These also can be properly called electronic hearing aids. They appeared in a few models in late 1952 and virtually replaced vacuum tube hearing aids by the end of 1953. Transistors need only one battery. Therefore, the reduced size permitted development of a number of types of hearing aids.

1.) CIC (Completely-in-canal)

2.) ITC (In-the-canal)

3.) ITE (In-the-ear)

4.) BTE (Behind-the-ear)

The body aid, or pocket aid, continued to be popular, especially for those with severe loss, and could now be made smaller than vacuum tube versions.

Triumph 6

Beltone Triumph 6, made in 1961. This is sub-model "OM" with an outside microphone. It contains 6 transistors and uses a TEL 401 battery.


Primo PH-3K, made in 1959 in Japan. Came unassembled with directions for completing the circuit! Contains 3 transistors. Uses a 1015 battery and measures 2 5/16" x 2 1/4" x 15/16".

Eyeglass hearing aids attained considerable popularity, particularly after Eleanor Roosevelt allowed her name and photograph to be used wearing one.


Beltone "Slimette" eyeglass hearing aid.

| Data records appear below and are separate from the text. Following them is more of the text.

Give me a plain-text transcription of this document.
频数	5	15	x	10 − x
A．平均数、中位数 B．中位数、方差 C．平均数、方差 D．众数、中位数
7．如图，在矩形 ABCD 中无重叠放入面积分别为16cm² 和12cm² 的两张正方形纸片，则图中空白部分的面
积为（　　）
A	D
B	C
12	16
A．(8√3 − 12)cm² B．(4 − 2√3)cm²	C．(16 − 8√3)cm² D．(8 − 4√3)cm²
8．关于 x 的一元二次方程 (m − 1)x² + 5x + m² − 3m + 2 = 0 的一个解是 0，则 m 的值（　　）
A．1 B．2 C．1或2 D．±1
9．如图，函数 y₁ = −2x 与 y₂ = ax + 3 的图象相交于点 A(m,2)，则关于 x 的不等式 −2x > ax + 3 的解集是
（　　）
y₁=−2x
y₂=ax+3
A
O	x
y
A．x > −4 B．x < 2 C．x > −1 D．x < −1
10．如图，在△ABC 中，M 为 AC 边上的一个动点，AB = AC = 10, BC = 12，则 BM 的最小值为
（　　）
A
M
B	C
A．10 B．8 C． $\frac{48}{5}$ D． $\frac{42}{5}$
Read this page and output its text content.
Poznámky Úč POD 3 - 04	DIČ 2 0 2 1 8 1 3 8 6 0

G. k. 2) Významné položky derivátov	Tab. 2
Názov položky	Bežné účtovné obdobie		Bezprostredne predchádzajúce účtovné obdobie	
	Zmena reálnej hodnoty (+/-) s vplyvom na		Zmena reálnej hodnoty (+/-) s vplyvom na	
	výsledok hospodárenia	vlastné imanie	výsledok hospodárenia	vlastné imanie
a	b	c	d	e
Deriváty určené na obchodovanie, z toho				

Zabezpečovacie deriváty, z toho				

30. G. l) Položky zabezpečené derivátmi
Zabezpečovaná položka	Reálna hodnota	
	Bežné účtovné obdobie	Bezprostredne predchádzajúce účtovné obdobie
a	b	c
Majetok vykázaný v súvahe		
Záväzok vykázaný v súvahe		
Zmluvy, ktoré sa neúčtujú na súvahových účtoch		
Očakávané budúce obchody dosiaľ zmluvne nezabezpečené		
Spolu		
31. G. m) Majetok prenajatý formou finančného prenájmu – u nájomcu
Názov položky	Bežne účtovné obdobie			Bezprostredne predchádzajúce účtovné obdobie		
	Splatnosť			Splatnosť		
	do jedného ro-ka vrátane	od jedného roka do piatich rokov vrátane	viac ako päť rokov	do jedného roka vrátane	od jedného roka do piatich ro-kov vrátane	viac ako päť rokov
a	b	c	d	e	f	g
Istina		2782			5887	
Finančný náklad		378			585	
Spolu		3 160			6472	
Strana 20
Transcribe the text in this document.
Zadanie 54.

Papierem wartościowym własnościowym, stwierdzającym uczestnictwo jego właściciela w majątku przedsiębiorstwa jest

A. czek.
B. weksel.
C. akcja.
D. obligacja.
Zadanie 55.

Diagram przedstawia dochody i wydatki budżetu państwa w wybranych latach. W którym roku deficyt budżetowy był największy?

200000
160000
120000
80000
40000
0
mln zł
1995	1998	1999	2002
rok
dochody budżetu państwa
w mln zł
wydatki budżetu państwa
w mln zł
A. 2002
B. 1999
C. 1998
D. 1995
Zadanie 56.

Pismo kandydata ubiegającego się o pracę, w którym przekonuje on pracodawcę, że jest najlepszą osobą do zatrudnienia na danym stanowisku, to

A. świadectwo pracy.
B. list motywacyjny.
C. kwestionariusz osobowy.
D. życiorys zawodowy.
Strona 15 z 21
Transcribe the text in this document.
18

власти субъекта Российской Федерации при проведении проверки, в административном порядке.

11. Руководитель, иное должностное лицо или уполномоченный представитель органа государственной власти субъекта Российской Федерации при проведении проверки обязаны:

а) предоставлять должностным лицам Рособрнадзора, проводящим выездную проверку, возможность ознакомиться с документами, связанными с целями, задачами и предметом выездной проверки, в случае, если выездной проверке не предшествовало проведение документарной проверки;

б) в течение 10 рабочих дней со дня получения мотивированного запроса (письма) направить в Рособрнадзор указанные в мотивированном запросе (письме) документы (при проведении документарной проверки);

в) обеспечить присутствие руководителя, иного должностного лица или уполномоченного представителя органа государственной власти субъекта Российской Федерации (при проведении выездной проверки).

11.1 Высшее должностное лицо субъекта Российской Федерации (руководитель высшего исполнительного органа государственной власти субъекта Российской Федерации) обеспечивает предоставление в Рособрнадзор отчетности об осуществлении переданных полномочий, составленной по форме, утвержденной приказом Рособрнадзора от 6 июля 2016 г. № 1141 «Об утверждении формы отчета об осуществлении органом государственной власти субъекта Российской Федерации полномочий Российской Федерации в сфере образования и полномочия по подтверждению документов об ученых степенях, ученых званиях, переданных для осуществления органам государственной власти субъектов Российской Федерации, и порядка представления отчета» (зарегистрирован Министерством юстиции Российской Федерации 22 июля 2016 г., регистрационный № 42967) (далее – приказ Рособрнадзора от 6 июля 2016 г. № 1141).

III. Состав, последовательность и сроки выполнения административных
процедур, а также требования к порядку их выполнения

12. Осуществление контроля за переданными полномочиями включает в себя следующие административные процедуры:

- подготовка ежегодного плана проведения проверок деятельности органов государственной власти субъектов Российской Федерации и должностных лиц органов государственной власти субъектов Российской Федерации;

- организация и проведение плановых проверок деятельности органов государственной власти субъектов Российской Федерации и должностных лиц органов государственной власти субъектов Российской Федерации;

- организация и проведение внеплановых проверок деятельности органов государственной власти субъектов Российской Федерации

Air conduction receiver. Contains 3 transistors and uses #400 battery. Made in 1957.

Dahlberg D-14 Solar-Ear

Dahlberg D-14 eyeglass hearing aid, also called the "Solar-Ear". Introduced in May, 1958. Air conduction receiver. Uses a #625 battery, and is sun-powered. You can see the solar cell as the slender rectangle on the top of the temple piece.

Behind-the-ear or over-the-ear models were a huge improvement in cosmetic appeal over body or eyeglass hearing aids and are still the aid of choice for those with severe to profound loss.

Cut-Away BTE

This is an example of the technology that goes into a BTE hearing aid.

In-The-Ear models come in several versions: stock or non-custom models, custom concha models, half shell models, and canal aids. The most recent development is the completely-in-the-canal aid. Today, body and eyeglass aids account for less than 1% of hearing aid sales in the United States.

ITE Hearing Aid Examples

ITE, or In-The-Ear, hearing aids were a major advance in the cosmetics of hearing aids. Most were an inch or less in size. While they were much smaller, they were still somewhat difficult to wear and often stuck out of the ear due to their boxy shape. They are the ancestor to custom ITE products, which fit much more closely in the ear.

Busse A

This is possibly the first "at the ear" hearing aid. Notice that while it is a custom product, it will still protrude from the ear. Uses a 400 battery. Made in August, 1955.

Dahlberg D-10 Miracle Ear

The first "in-the-ear" hearing aid, made in 1955. Contains 3 transistors and uses a #400 battery. The aid snapped onto a custom earmold. Measures 4.0 x 1.8 x 1.6 cm and weighs only 15 grams.

Earmaster 550 Golden

Custom in-the-ear hearing aid with a hypoallergenic gold casing. This gold casing is still used today in cases of extreme sensitivity to plastics. Made in 1965. Contains an integrated circuit. Uses a #312 battery and weighs only 0.25 oz.

Starkey Tympanette

Starkey Tympanette, 1993. This hearing aid, about the size on a nickel, fits entirely within the ear canal, thus it is called a completely-in-the-canal aid (CIC). The plastic line with the bulb on the end is used for removal.

Of course, there are also those hearing aids that have their own, unique style!

Buston Horbugel

Headband styled hearing aid. The microphone and amplifier are on top of the head with a standard receiver and cord. Made in Germany, 1956.

Globe L - Lorgnette-Phone

Globe "L". Lorgnette-Phone. Hand-held hearing aid. Resembles a judge's gavel. Earphone (receiver) on one side and microphone on the other side of the head of this piece. Battery fit into bottom of the handle, and there was a tone control on the bottom of the handle. Made about 1915.


This item is an unusual example of one way to disguise a bone conduction hearing aid receiver. It is a headband covered with a braid of human hair.


Geas 27 "Pedientes". Earring styled hearing aids. Ideal for the fashionable lady! Simply clip onto the earlobe and place receiver piece (not shown) into ear. Contain 3 transistors each and measures 2.7 cm in diameter by 1.7 cm thick. Uses a #13 battery. Made about 1970 in Barcelona, Spain.

Ingelen Fountain Pen

Ingelen 420 K. "Fountain pen" styled hearing aid. Ideal for gentlemen hearing aid wearers! Simply clip in the pocket, or hold in the hand. The pen portion contains the microphone and amplifier. Made in Vienna, Austria. Weighs only 1.5 oz, and is 12.6 cm long by 1.6 cm in diameter.